A few reactions to your critical comments:
This was, in fact, my dominant reaction to the first part of the book. It is shocking how little the attitude of whites (at least as perceived by blacks) at that time had changed since the Civil War. Blacks were commonly regarded as inferior beings and it was acceptable – routine, even – in ‘polite’ society to say so. Changing this attitude seems to me to be one of the great advances in race relations since Malcolm X lived. I think the current generation of young white Americans would be aghast at the suggestion that blacks are limited in their abilities or their chances of success at a given profession.

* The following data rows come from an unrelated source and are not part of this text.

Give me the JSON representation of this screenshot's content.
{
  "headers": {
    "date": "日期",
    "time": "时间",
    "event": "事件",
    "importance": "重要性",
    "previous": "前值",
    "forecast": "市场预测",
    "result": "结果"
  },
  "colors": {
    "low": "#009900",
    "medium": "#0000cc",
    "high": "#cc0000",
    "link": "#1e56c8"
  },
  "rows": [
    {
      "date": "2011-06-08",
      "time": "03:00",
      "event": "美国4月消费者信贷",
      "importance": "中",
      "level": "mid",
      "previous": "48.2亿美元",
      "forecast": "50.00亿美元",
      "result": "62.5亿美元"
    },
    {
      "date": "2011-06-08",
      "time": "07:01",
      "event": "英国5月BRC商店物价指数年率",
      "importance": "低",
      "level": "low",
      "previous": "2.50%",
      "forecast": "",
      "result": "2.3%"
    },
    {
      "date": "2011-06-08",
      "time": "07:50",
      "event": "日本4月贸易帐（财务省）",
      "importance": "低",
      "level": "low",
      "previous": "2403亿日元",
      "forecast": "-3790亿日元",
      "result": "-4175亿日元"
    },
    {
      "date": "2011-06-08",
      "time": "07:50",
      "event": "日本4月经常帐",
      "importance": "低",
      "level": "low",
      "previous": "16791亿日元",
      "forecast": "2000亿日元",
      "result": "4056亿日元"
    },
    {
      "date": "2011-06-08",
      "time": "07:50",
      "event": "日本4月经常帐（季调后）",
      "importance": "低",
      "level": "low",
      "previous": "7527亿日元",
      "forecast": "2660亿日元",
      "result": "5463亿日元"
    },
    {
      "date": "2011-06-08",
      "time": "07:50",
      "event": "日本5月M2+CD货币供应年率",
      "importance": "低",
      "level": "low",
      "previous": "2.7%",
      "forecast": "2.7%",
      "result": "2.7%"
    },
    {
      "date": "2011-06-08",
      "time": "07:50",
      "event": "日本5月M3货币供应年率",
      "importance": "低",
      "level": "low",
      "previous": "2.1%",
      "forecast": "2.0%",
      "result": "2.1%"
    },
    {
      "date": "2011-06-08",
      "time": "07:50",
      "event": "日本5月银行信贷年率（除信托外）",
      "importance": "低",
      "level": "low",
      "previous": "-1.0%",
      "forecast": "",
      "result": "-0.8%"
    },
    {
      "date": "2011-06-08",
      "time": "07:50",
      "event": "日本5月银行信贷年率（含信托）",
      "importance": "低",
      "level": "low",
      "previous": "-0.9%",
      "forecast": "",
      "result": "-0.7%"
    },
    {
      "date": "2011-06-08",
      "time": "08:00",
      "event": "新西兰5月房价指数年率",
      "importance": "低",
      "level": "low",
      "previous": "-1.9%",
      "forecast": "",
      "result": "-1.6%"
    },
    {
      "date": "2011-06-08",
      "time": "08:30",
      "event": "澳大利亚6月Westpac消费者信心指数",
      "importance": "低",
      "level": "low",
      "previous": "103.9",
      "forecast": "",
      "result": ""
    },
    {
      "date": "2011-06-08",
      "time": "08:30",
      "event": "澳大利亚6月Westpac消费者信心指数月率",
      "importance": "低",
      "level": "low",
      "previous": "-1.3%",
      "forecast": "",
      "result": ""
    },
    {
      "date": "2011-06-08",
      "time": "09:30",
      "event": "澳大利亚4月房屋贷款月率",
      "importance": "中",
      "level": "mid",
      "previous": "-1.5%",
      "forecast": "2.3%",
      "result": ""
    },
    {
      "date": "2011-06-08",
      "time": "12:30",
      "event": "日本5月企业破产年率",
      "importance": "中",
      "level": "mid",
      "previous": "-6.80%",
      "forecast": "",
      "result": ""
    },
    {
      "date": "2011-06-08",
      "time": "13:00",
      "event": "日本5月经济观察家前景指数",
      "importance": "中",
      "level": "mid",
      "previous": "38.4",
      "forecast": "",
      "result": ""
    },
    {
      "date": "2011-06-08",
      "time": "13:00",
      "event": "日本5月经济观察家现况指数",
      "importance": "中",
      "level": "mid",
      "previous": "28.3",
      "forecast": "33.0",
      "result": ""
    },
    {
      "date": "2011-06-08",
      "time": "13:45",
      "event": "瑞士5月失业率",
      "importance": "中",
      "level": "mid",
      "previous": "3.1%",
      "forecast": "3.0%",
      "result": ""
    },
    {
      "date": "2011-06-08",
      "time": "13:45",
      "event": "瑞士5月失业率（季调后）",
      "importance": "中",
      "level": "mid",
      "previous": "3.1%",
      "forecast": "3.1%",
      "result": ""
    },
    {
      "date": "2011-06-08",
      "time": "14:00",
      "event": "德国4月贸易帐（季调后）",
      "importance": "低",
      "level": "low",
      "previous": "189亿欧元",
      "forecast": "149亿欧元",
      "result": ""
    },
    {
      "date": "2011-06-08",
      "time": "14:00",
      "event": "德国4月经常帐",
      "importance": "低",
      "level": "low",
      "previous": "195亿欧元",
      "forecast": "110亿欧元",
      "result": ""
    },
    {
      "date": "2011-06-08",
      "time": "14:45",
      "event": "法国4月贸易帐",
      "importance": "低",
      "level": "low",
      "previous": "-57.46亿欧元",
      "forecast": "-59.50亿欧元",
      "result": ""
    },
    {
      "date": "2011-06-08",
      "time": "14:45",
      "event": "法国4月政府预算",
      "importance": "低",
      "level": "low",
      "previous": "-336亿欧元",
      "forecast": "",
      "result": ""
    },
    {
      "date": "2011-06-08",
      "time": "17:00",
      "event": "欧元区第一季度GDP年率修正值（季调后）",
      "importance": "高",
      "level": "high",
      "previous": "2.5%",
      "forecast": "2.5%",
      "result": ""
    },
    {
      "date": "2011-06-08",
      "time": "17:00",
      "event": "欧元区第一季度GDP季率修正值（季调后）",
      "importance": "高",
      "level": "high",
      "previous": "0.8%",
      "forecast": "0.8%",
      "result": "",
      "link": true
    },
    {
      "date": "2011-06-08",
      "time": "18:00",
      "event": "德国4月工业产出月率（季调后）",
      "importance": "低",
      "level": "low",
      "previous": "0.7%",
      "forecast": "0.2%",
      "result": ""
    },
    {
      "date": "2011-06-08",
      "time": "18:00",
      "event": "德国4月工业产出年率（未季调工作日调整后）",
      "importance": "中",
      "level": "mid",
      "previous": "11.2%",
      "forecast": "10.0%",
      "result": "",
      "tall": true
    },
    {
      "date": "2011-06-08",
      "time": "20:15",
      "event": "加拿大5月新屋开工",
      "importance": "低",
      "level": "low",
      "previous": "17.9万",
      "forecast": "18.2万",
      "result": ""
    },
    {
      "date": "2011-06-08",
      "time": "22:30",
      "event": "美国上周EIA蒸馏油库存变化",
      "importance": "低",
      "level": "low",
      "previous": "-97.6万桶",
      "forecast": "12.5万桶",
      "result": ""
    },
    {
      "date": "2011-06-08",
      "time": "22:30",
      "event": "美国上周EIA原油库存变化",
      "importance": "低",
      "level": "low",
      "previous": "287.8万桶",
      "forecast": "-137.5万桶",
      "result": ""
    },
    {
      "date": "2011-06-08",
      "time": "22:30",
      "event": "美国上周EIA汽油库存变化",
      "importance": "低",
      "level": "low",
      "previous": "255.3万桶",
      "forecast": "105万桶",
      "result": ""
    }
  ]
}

Badly wrong. The violent deaths of several of his family members. His hatred of his mother’s white rapist father. His “earliest vivid memory” of his house being set on fire by two white men and of the white police and firemen subsequently standing around watching the house burn down. And the systematic denial of any future other than menial labor (“A lawyer – that’s no realistic goal for a nigger”), even disregarding the fact that Malcolm was one of the smartest in his class, is cruel. (Even if the actual opportunities available to Malcolm were greater than he perceived, which is by no means clear, we are talking about his memories.)
No doubt true but the vast majority of blacks he sees and interacts with are not pursuing advanced education or opening a business. They are struggling to get by in a society that has erected numerous race-based roadblocks. Malcolm’s impression is that those blacks who are getting ahead are doing so by denying their own heritage and “acting white.” (Is it so different from those Jews in anti-Semitic societies who converted to give themselves a chance to succeed economically?)
No doubt many blacks built decent lives for themselves and their families by working hard and being careful with their money. But to Malcolm they were still denied the opportunity to achieve their full potential. “I’d guess that eight out of ten of the Hill Negroes of Roxbury, despite the impressive-sounding job titles they affected, actually worked as menials and servants.”
I think Malcolm had the germ of a belief, which was developed more fully later on, that unless blacks had the same options available to them as whites, the discussion of the limited options they actually did have was degrading.
Alex C
Sep 12 2012 at 11:21am
The critical comments are spot on. Why would Malcolm X fight for further rights for blacks when he could have accepted a cushy life of mediocrity. I mean, the possibility of a position that would have granted him 2/3 of the potential that a similarly educated white person would have should have made him ecstatic. Why strive to have the same opportunities as another race when you can just accept the status quo, and enjoy a less privileged (but not awful) existence. Reminds me of the attempts to portray slavery as “not so bad” for blacks because they were treated “well”.